What this doesn't handle
No AI-generated content for curated entries. The nightly ETL runs generate-content.ts against Turso rows where model_used is null or a placeholder value. Curated entries live in a static JSON file, not in Turso, so the ETL never sees them. I write their summary/good_for/avoid_if by hand. That's fine at one game; at ten or twenty I'd need to pipe them through the generation script separately or migrate them into Turso.
og: tag scraping is fragile. add-itch-game.mjs pattern-matches on specific meta tag structures that could break with a layout change. For my own game I'll notice immediately. For community-submitted entries I'd want something more stable, probably the undocumented itch.io API that third-party scrapers use, or an input form that lets submitters provide their own metadata.

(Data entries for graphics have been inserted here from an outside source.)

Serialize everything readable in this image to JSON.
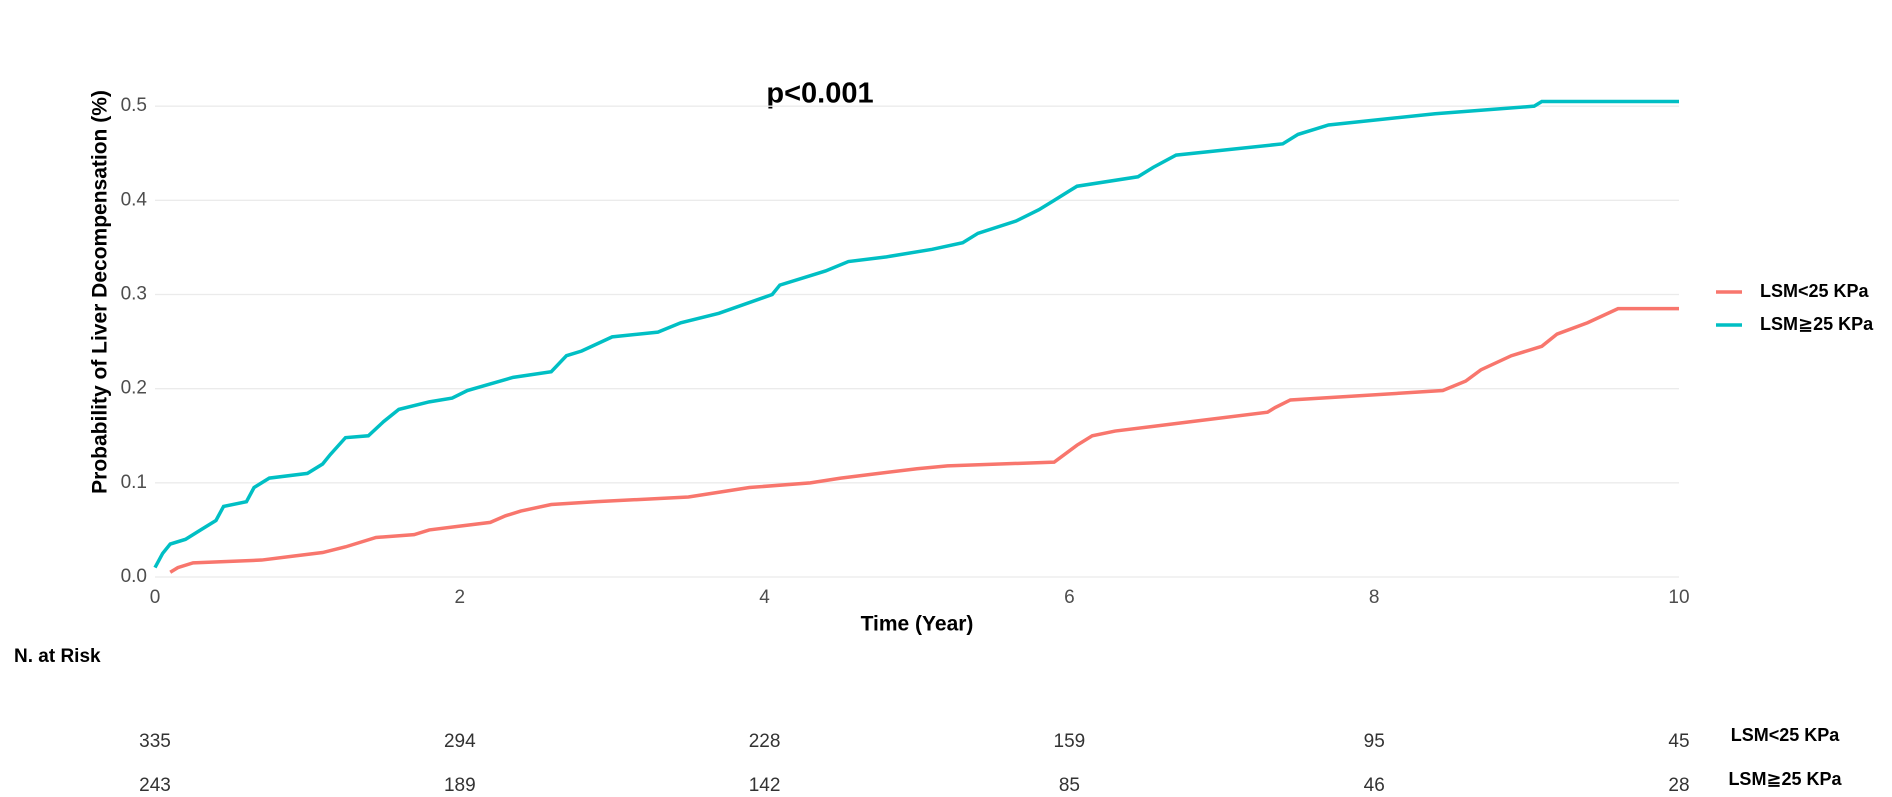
{
  "chart_data": {
    "type": "line",
    "x_label": "Time (Year)",
    "y_label": "Probability of Liver Decompensation (%)",
    "annotation": "p<0.001",
    "xlim": [
      0,
      10
    ],
    "xticks": [
      0,
      2,
      4,
      6,
      8,
      10
    ],
    "ylim": [
      0,
      0.6
    ],
    "yticks": [
      {
        "value": 0,
        "label": "0.0"
      },
      0.1,
      0.2,
      0.3,
      0.4,
      0.5
    ],
    "grid": true,
    "legend": "right",
    "series": [
      {
        "name": "LSM<25 KPa",
        "color": "#f8766d",
        "x": [
          0.1,
          0.15,
          0.25,
          0.7,
          0.9,
          1.1,
          1.25,
          1.45,
          1.7,
          1.8,
          2.0,
          2.2,
          2.3,
          2.4,
          2.6,
          2.9,
          3.5,
          3.7,
          3.9,
          4.3,
          4.5,
          4.75,
          5.0,
          5.2,
          5.9,
          6.05,
          6.15,
          6.3,
          6.55,
          6.8,
          7.3,
          7.35,
          7.45,
          8.45,
          8.6,
          8.7,
          8.9,
          9.1,
          9.2,
          9.4,
          9.6,
          10
        ],
        "values": [
          0.005,
          0.01,
          0.015,
          0.018,
          0.022,
          0.026,
          0.032,
          0.042,
          0.045,
          0.05,
          0.054,
          0.058,
          0.065,
          0.07,
          0.077,
          0.08,
          0.085,
          0.09,
          0.095,
          0.1,
          0.105,
          0.11,
          0.115,
          0.118,
          0.122,
          0.14,
          0.15,
          0.155,
          0.16,
          0.165,
          0.175,
          0.18,
          0.188,
          0.198,
          0.208,
          0.22,
          0.235,
          0.245,
          0.258,
          0.27,
          0.285,
          0.285
        ]
      },
      {
        "name": "LSM≧25 KPa",
        "color": "#00bfc4",
        "x": [
          0,
          0.05,
          0.1,
          0.2,
          0.3,
          0.4,
          0.45,
          0.6,
          0.65,
          0.75,
          1.0,
          1.1,
          1.15,
          1.25,
          1.4,
          1.5,
          1.6,
          1.8,
          1.95,
          2.05,
          2.2,
          2.35,
          2.6,
          2.7,
          2.8,
          3.0,
          3.3,
          3.45,
          3.7,
          4.05,
          4.1,
          4.3,
          4.4,
          4.55,
          4.8,
          5.1,
          5.3,
          5.4,
          5.65,
          5.8,
          5.9,
          6.0,
          6.05,
          6.45,
          6.55,
          6.7,
          7.4,
          7.5,
          7.7,
          8.4,
          9.05,
          9.1,
          10
        ],
        "values": [
          0.01,
          0.025,
          0.035,
          0.04,
          0.05,
          0.06,
          0.075,
          0.08,
          0.095,
          0.105,
          0.11,
          0.12,
          0.13,
          0.148,
          0.15,
          0.165,
          0.178,
          0.186,
          0.19,
          0.198,
          0.205,
          0.212,
          0.218,
          0.235,
          0.24,
          0.255,
          0.26,
          0.27,
          0.28,
          0.3,
          0.31,
          0.32,
          0.325,
          0.335,
          0.34,
          0.348,
          0.355,
          0.365,
          0.378,
          0.39,
          0.4,
          0.41,
          0.415,
          0.425,
          0.435,
          0.448,
          0.46,
          0.47,
          0.48,
          0.492,
          0.5,
          0.505,
          0.505
        ]
      }
    ]
  },
  "risk_table": {
    "title": "N. at Risk",
    "rows": [
      {
        "name": "LSM<25 KPa",
        "values": [
          335,
          294,
          228,
          159,
          95,
          45
        ]
      },
      {
        "name": "LSM≧25 KPa",
        "values": [
          243,
          189,
          142,
          85,
          46,
          28
        ]
      }
    ]
  }
}
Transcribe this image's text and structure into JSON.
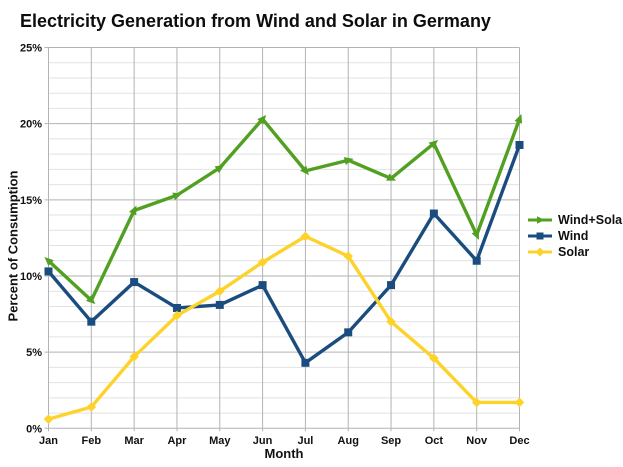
{
  "title": "Electricity Generation from Wind and Solar in Germany",
  "chart_data": {
    "type": "line",
    "title": "Electricity Generation from Wind and Solar in Germany",
    "xlabel": "Month",
    "ylabel": "Percent of Consumption",
    "categories": [
      "Jan",
      "Feb",
      "Mar",
      "Apr",
      "May",
      "Jun",
      "Jul",
      "Aug",
      "Sep",
      "Oct",
      "Nov",
      "Dec"
    ],
    "series": [
      {
        "name": "Wind+Solar",
        "color": "#52a021",
        "marker": "arrow",
        "values": [
          11.0,
          8.4,
          14.3,
          15.3,
          17.1,
          20.3,
          16.9,
          17.6,
          16.4,
          18.7,
          12.7,
          20.3
        ]
      },
      {
        "name": "Wind",
        "color": "#1a4c80",
        "marker": "square",
        "values": [
          10.3,
          7.0,
          9.6,
          7.9,
          8.1,
          9.4,
          4.3,
          6.3,
          9.4,
          14.1,
          11.0,
          18.6
        ]
      },
      {
        "name": "Solar",
        "color": "#fdd32b",
        "marker": "diamond",
        "values": [
          0.6,
          1.4,
          4.7,
          7.4,
          9.0,
          10.9,
          12.6,
          11.3,
          7.0,
          4.6,
          1.7,
          1.7
        ]
      }
    ],
    "ylim": [
      0,
      25
    ],
    "y_major_step": 5,
    "y_minor_step": 1,
    "y_tick_labels": [
      "0%",
      "5%",
      "10%",
      "15%",
      "20%",
      "25%"
    ],
    "grid": true,
    "legend_position": "right"
  },
  "colors": {
    "background": "#ffffff",
    "grid_minor": "#e2e2e2",
    "grid_major": "#b3b3b3",
    "text": "#111111"
  }
}
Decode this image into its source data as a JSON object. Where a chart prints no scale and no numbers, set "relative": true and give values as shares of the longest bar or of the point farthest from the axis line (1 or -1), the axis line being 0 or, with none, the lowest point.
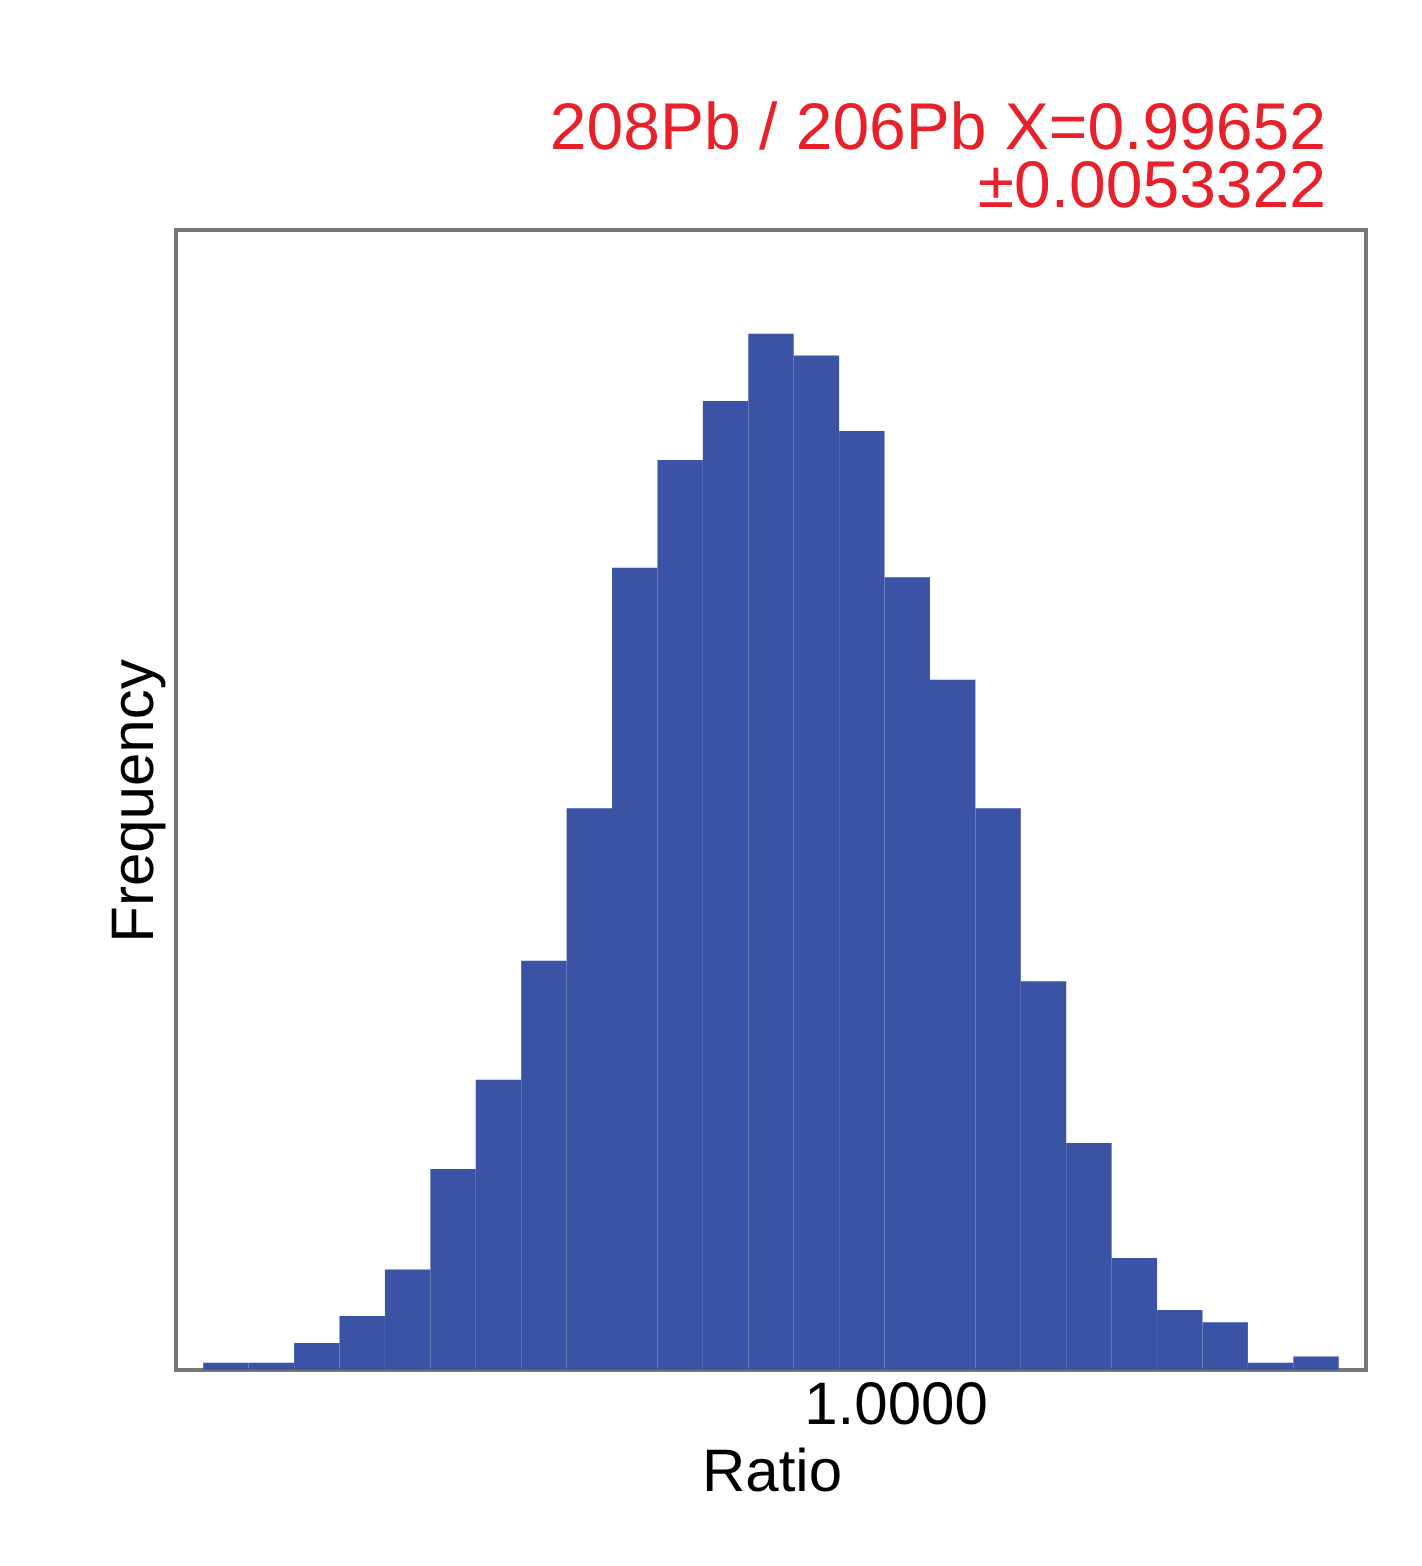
{
  "chart_data": {
    "type": "bar",
    "title": "208Pb / 206Pb  X=0.99652",
    "subtitle": "±0.0053322",
    "xlabel": "Ratio",
    "ylabel": "Frequency",
    "relative": true,
    "color": "#3a53a4",
    "categories": [
      null,
      null,
      null,
      null,
      null,
      null,
      null,
      null,
      null,
      null,
      null,
      null,
      null,
      null,
      null,
      null,
      null,
      null,
      null,
      null,
      null,
      null,
      null,
      null,
      null
    ],
    "values": [
      0.007,
      0.007,
      0.026,
      0.052,
      0.097,
      0.194,
      0.28,
      0.395,
      0.542,
      0.774,
      0.878,
      0.935,
      1,
      0.979,
      0.906,
      0.765,
      0.666,
      0.542,
      0.375,
      0.219,
      0.108,
      0.058,
      0.046,
      0.007,
      0.013
    ],
    "annotations": [
      "1.0000"
    ]
  }
}
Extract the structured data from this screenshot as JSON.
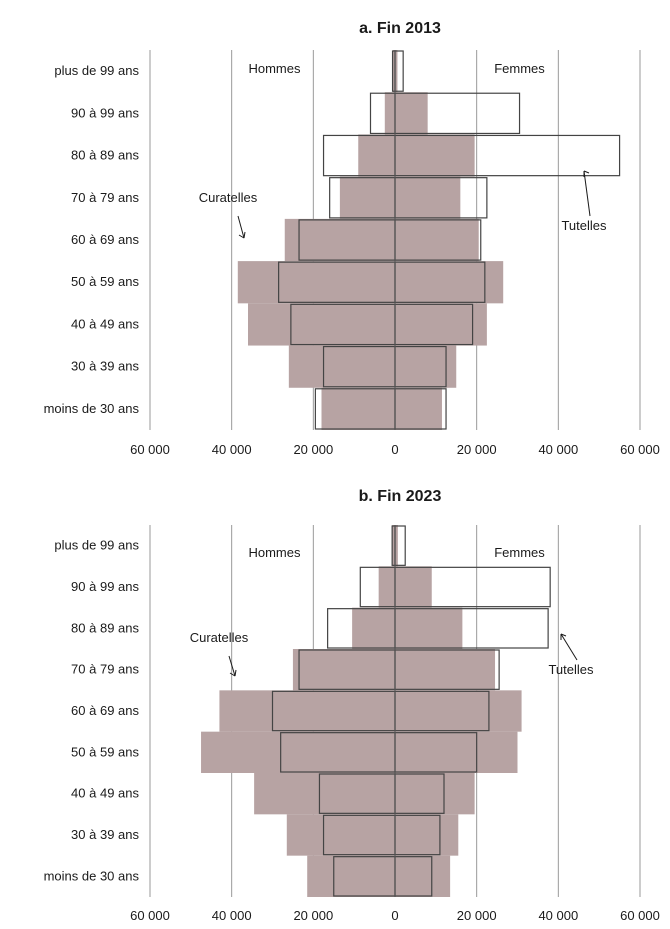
{
  "chart_data": [
    {
      "type": "bar",
      "subtype": "population-pyramid",
      "title": "a. Fin 2013",
      "categories": [
        "moins de 30 ans",
        "30 à 39 ans",
        "40 à 49 ans",
        "50 à 59 ans",
        "60 à 69 ans",
        "70 à 79 ans",
        "80 à 89 ans",
        "90 à 99 ans",
        "plus de 99 ans"
      ],
      "side_labels": {
        "left": "Hommes",
        "right": "Femmes"
      },
      "annotations": {
        "curatelles": "Curatelles",
        "tutelles": "Tutelles"
      },
      "xlim": [
        -60000,
        60000
      ],
      "x_ticks": [
        -60000,
        -40000,
        -20000,
        0,
        20000,
        40000,
        60000
      ],
      "x_tick_labels": [
        "60 000",
        "40 000",
        "20 000",
        "0",
        "20 000",
        "40 000",
        "60 000"
      ],
      "grid": true,
      "series": [
        {
          "name": "Curatelles",
          "side": "Hommes",
          "values": [
            18000,
            26000,
            36000,
            38500,
            27000,
            13500,
            9000,
            2500,
            500
          ]
        },
        {
          "name": "Curatelles",
          "side": "Femmes",
          "values": [
            11500,
            15000,
            22500,
            26500,
            20500,
            16000,
            19500,
            8000,
            600
          ]
        },
        {
          "name": "Tutelles",
          "side": "Hommes",
          "values": [
            19500,
            17500,
            25500,
            28500,
            23500,
            16000,
            17500,
            6000,
            600
          ]
        },
        {
          "name": "Tutelles",
          "side": "Femmes",
          "values": [
            12500,
            12500,
            19000,
            22000,
            21000,
            22500,
            55000,
            30500,
            2000
          ]
        }
      ]
    },
    {
      "type": "bar",
      "subtype": "population-pyramid",
      "title": "b. Fin 2023",
      "categories": [
        "moins de 30 ans",
        "30 à 39 ans",
        "40 à 49 ans",
        "50 à 59 ans",
        "60 à 69 ans",
        "70 à 79 ans",
        "80 à 89 ans",
        "90 à 99 ans",
        "plus de 99 ans"
      ],
      "side_labels": {
        "left": "Hommes",
        "right": "Femmes"
      },
      "annotations": {
        "curatelles": "Curatelles",
        "tutelles": "Tutelles"
      },
      "xlim": [
        -60000,
        60000
      ],
      "x_ticks": [
        -60000,
        -40000,
        -20000,
        0,
        20000,
        40000,
        60000
      ],
      "x_tick_labels": [
        "60 000",
        "40 000",
        "20 000",
        "0",
        "20 000",
        "40 000",
        "60 000"
      ],
      "grid": true,
      "series": [
        {
          "name": "Curatelles",
          "side": "Hommes",
          "values": [
            21500,
            26500,
            34500,
            47500,
            43000,
            25000,
            10500,
            4000,
            700
          ]
        },
        {
          "name": "Curatelles",
          "side": "Femmes",
          "values": [
            13500,
            15500,
            19500,
            30000,
            31000,
            24500,
            16500,
            9000,
            700
          ]
        },
        {
          "name": "Tutelles",
          "side": "Hommes",
          "values": [
            15000,
            17500,
            18500,
            28000,
            30000,
            23500,
            16500,
            8500,
            700
          ]
        },
        {
          "name": "Tutelles",
          "side": "Femmes",
          "values": [
            9000,
            11000,
            12000,
            20000,
            23000,
            25500,
            37500,
            38000,
            2500
          ]
        }
      ]
    }
  ]
}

Review counts stay null. Steam entries get total_reviews, total_positive, total_negative from the Steam API. Itch.io has no equivalent public endpoint. The template handles nulls by omitting the review section, but itch.io entries look thinner next to Steam entries with thousands of ratings. Whether that matters for engagement I won't know until the directory has traffic. I'll publish numbers in 30 days.
schema.org VideoGame offers. The current structured data for itch.io entries hardcodes price: "Free", which is correct for Shin KoiKoi but won't generalize. If I add a paid itch.io game I'll need to read the price from the og: tags or the curated.json entry explicitly.
What I'd do differently
The JSON sidecar was the fastest path to shipping. But if I were starting from scratch, I'd put curated entries into Turso from the beginning with a source TEXT DEFAULT 'steam' column rather than a parallel file. The sidecar means every component that builds a game list has two code paths (getAllGames() + getMergedGames()), and those diverge as the codebase grows. The tradeoff was acceptable for a one-afternoon addition, but it's technical debt I'll want to resolve before this pattern spreads to the other two sites.
Part of an ongoing 6-month experiment running three AI-curated directory sites. The technical claims here are real; this article was AI-assisted.